L’adjoint à la maire de Paris, Ian Brossat, veut rendre la capitale plus abordable

Le budget annuel de Paris pour le logement représente 420 millions d’euros, soit un tiers du budget global de la ville. Et la capitale n’est pas si mauvaise élève en matière de logements sociaux, puisqu’elle atteint les 21 %. Ian Brossat a distillé lundi devant les adhérents PCF la politique de la ville en matière de logement. Celle-ci est-elle en adéquation avec les préoccupations des Parisiens ?

Ian Brossat, adjoint (PCF) à la maire de Paris chargé du logement, de l’habitat durable et de l’hébergement d’urgence, s’est rendu le 18 décembre à l’antenne locale du parti communiste français du 20e arrondissement pour s’entretenir avec les militants du quartier. L’élu a présenté les bases de la politique du logement de la capitale. Les adhérents en ont profité pour lui faire part de leurs inquiétudes et interrogations. Le jeune adjoint parisien a déroulé son programme pour « rendre Paris plus abordable ». Régulation du logement privé et développement du logement social sont les deux axes sur lesquels la mairie de Paris travaille.

Ian Brossat a présenté le 18 décembre 2017 aux militants PCF du 20e arrondissement de Paris, son programme pour réguler le logement privé et développer le logement social. Photo : © Mathieu Menard

Le logement social représente 16 % des logements en France. Depuis 2001, la capitale est passée au-dessus de la moyenne nationale avec 21 %. La répartition des logements sociaux par arrondissement reste encore en déséquilibre, malgré une volonté marquée de changement. Pour cela, la mairie de Paris a plusieurs possibilités. Elle impose tout d’abord un quota de 30 % de logements sociaux pour toute nouvelle construction dans les arrondissements déficitaires, sous peine de ne pas délivrer de permis de construire. Elle peut également récupérer des locaux appartenant à l’État via son bailleur, comme l’ancien immeuble du ministère de la Défense dans le 7e arrondissement, ou user de son droit de préemption urbain, qui l’autorise à se soustraire à un acquéreur privé pour l’achat d’un bien immobilier (immeuble ou appartement) dans des zones définies.

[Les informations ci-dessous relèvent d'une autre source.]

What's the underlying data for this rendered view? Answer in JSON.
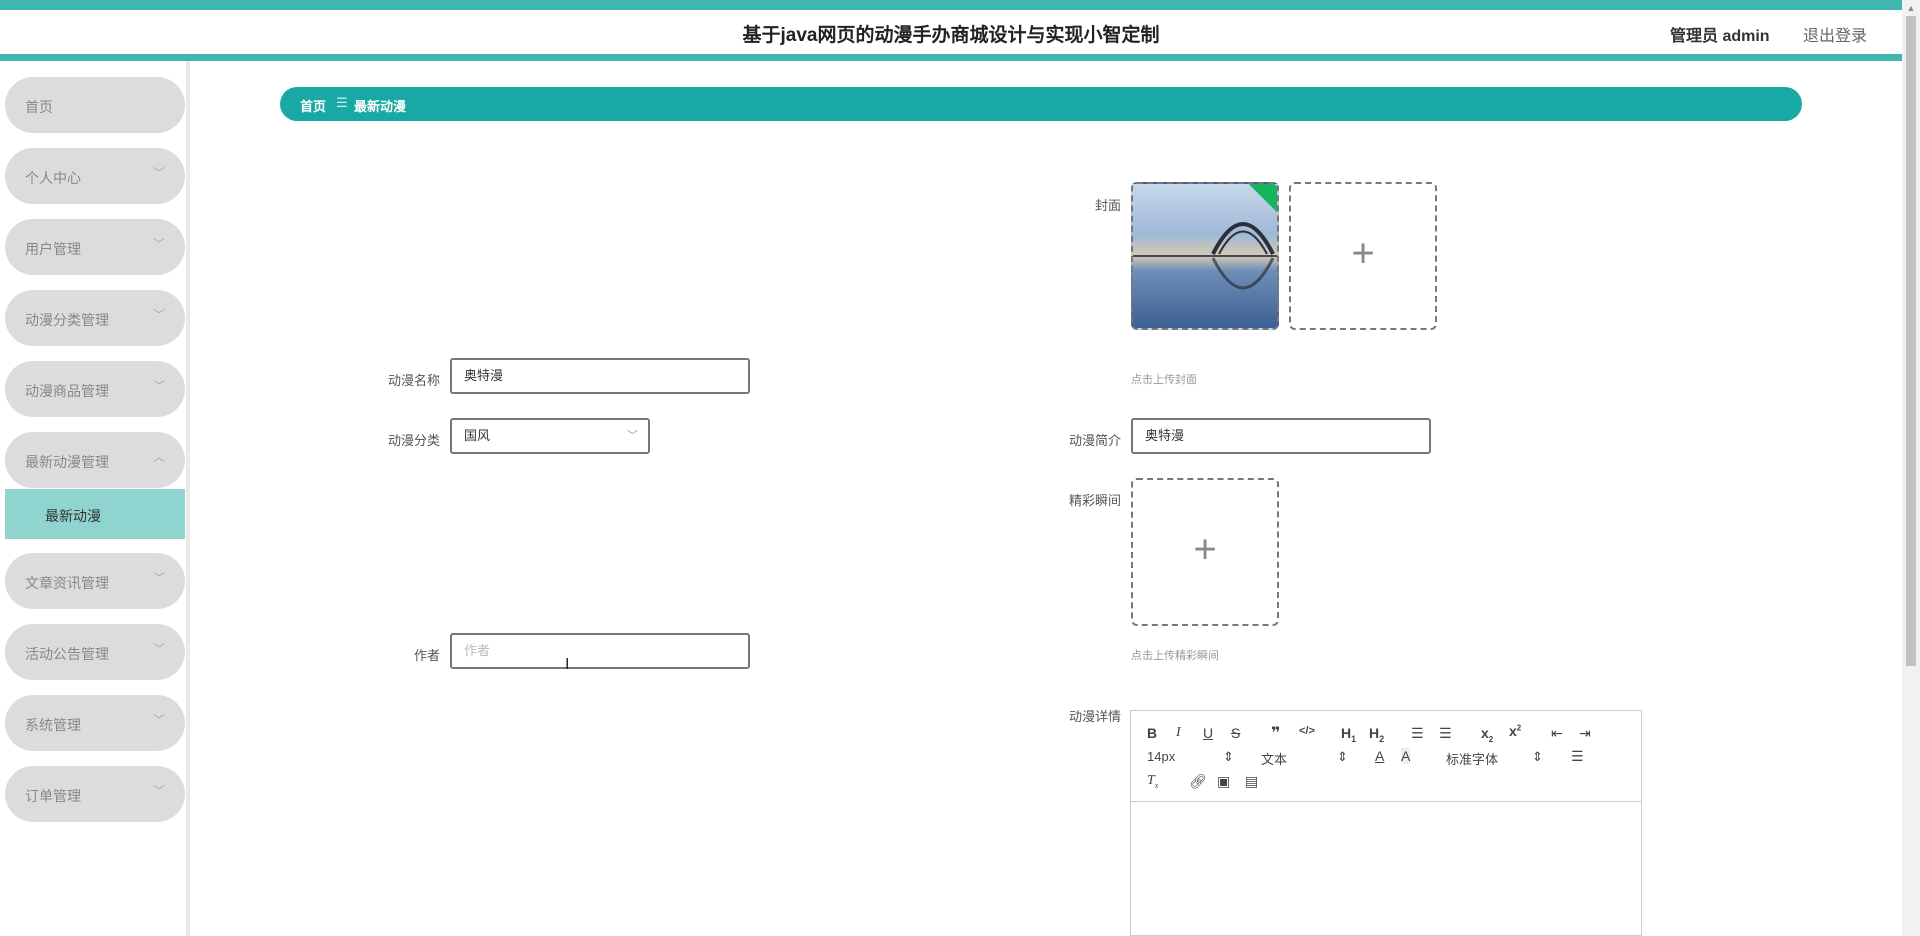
{
  "header": {
    "title": "基于java网页的动漫手办商城设计与实现小智定制",
    "admin": "管理员 admin",
    "logout": "退出登录"
  },
  "sidebar": {
    "items": [
      {
        "label": "首页"
      },
      {
        "label": "个人中心",
        "chevron": "﹀"
      },
      {
        "label": "用户管理",
        "chevron": "﹀"
      },
      {
        "label": "动漫分类管理",
        "chevron": "﹀"
      },
      {
        "label": "动漫商品管理",
        "chevron": "﹀"
      },
      {
        "label": "最新动漫管理",
        "chevron": "︿"
      },
      {
        "label": "文章资讯管理",
        "chevron": "﹀"
      },
      {
        "label": "活动公告管理",
        "chevron": "﹀"
      },
      {
        "label": "系统管理",
        "chevron": "﹀"
      },
      {
        "label": "订单管理",
        "chevron": "﹀"
      }
    ],
    "submenu": {
      "label": "最新动漫"
    }
  },
  "breadcrumb": {
    "home": "首页",
    "separator": "☰",
    "current": "最新动漫"
  },
  "form": {
    "cover": {
      "label": "封面",
      "hint": "点击上传封面"
    },
    "name": {
      "label": "动漫名称",
      "value": "奥特漫"
    },
    "category": {
      "label": "动漫分类",
      "value": "国风"
    },
    "intro": {
      "label": "动漫简介",
      "value": "奥特漫"
    },
    "highlights": {
      "label": "精彩瞬间",
      "hint": "点击上传精彩瞬间"
    },
    "author": {
      "label": "作者",
      "placeholder": "作者"
    },
    "details": {
      "label": "动漫详情"
    }
  },
  "editor": {
    "font_size": "14px",
    "block_type": "文本",
    "font_family": "标准字体"
  }
}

Ian Brossat s’oppose à l’actuel gouvernement ainsi qu’aux réformes et lois à venir concernant le logement. La fragilisation des bailleurs sociaux forcés de baisser les loyers, le risque de « ghettoïsation du parc de logements sociaux » avec la fin des baux à vie, et la menace de hausses de loyer du fait de la réforme de la loi Alur ont été abordés lors de cette réunion. Il regrette également des solutions juridiques insuffisantes pour lutter contre les logements vides, ou n’hébergeant pas des Parisiens. Les réquisitions nécessitent l’accord des propriétaires, les taxes sur les logements vacants ne dissuadent pas assez. La plateforme Airbnb est dans le viseur de l’élu, qui souhaite la forcer à ne publier que les annonces concernant des logements enregistrés légalement.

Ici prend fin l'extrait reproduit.